Abgabefrist Steuererklärung 2018

Abgabefrist Steuererklärungen 2018

Steuererklärungen sind fristgerecht beim Finanzamt einzureichen. Bei Verstreichen der Frist drohen Verspätungszuschläge. Für die Erklärungen 2018 aber verlängern sich die Abgabefristen – eine gute Nachricht für alle Steuerpflichtigen.

Bislang mussten die Steuererklärungen bis zum 31. Mai des Folgejahres beim Finanzamt eingereicht werden, sofern die Erklärung durch einen Steuerberater erfolgt, galt als Frist der 31.Dezember. Ab 2019, also für die Steuererklärungen 2018, gelten erstmals nun andere – verlängerte – Fristen:

Die Erklärungen zur

  • Einkommensteuer
  • Körperschaftsteuer
  • Gewerbesteuer
  • Umsatzsteuer
  • gesonderten und einheitlichen Feststellung

sind dieses Mal bis zum 31. Juli 2019 bei den Finanzämtern abzugeben. Sofern die Erklärungen durch Steuerberater angefertigt werden, wird die Frist sogar bis zum 29.02.2020 verlängert.

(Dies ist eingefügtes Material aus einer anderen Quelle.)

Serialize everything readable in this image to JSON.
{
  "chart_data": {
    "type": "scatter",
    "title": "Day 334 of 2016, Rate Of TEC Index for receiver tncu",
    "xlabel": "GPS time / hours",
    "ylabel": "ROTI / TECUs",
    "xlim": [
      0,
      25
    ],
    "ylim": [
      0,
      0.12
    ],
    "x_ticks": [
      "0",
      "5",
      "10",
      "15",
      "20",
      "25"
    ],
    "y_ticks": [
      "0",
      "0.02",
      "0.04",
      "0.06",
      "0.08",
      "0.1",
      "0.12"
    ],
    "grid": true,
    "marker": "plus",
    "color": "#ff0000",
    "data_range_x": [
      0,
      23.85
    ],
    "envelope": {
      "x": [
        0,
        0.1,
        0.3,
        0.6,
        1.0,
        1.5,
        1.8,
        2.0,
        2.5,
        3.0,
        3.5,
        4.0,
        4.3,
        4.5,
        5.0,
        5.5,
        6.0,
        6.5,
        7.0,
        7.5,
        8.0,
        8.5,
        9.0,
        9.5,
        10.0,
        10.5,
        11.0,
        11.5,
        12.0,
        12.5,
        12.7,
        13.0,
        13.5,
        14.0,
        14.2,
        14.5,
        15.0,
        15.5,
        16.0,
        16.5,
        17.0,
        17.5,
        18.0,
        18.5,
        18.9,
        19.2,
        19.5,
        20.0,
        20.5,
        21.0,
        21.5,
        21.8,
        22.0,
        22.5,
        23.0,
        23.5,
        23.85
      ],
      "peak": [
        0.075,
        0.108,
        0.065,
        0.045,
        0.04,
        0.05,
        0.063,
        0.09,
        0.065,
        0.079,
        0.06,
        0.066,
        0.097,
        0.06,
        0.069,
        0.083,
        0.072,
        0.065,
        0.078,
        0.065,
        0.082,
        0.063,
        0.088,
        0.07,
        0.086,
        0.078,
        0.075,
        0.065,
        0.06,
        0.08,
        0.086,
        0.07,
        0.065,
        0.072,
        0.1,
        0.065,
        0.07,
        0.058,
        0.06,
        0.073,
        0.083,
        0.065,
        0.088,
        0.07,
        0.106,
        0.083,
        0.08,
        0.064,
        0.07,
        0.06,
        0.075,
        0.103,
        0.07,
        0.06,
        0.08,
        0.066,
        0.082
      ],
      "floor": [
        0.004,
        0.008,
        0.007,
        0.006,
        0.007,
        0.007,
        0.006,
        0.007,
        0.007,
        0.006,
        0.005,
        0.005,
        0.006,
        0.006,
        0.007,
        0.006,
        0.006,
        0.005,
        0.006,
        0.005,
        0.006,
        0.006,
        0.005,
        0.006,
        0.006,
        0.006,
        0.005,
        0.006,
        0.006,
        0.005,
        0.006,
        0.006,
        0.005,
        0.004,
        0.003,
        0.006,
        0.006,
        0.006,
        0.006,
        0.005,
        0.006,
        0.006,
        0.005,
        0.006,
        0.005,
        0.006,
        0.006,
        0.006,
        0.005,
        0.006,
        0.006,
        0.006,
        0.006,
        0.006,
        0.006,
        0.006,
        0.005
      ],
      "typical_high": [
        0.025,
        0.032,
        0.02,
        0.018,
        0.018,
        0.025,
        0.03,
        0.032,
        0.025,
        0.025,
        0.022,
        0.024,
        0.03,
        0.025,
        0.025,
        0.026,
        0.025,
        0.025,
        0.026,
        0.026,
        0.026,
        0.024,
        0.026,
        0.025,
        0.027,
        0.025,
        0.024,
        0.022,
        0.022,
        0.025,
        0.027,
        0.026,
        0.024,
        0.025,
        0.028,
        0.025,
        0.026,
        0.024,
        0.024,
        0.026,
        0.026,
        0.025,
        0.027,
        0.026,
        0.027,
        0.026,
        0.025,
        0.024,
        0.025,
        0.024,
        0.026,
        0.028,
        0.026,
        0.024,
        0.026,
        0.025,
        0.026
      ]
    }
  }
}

Grundlage für diese angenehme Nachricht ist das Gesetz zur Modernisierung des Besteuerungsverfahrens vom 22. Juli 2016 (weitere Details hierzu finden Sie auf der Website des Bundesfinanzministeriums)

Trotzdem bleibt es den Finanzämtern vorbehalten, Erklärungen mit angemessener Frist für einen Zeitpunkt vor Ablauf der allgemein verlängerten Frist anzufordern. Von dieser Möglichkeit soll insbesondere Gebrauch gemacht werden, wenn

  • für den vorangegangenen Veranlagungszeitraum die erforderlichen Erklärungen verspätet oder nicht abgegeben wurden,
  • für den vorangegangenen Veranlagungszeitraum kurz vor Abgabe der Erklärung nachträgliche Vorauszahlungen festgesetzt wurden,
  • sich aus der Veranlagung für den vorangegangenen Veranlagungszeitraum eine hohe Abschlusszahlung ergeben hat oder
  • die Arbeitslage der Finanzämter es erfordert.
Folgen bei verspäteter Abgabe

Gehen die Steuererklärungen und Abschlüsse nicht rechtzeitig beim Finanzamt und gegebenenfalls dem elektronischen Bundesanzeiger ein, riskieren Sie die Festsetzung von Verspätungszuschlägen. Mit der neuen gesetzlichen Grundlage fallen diese aber wesentlich höher aus: Pro angefangenem Kalendermonat der Verspätung werden automatisch 0,25 Prozent der festgesetzten Steuer als Verspätungszuschlag fällig, mindestens jedoch 25 Euro.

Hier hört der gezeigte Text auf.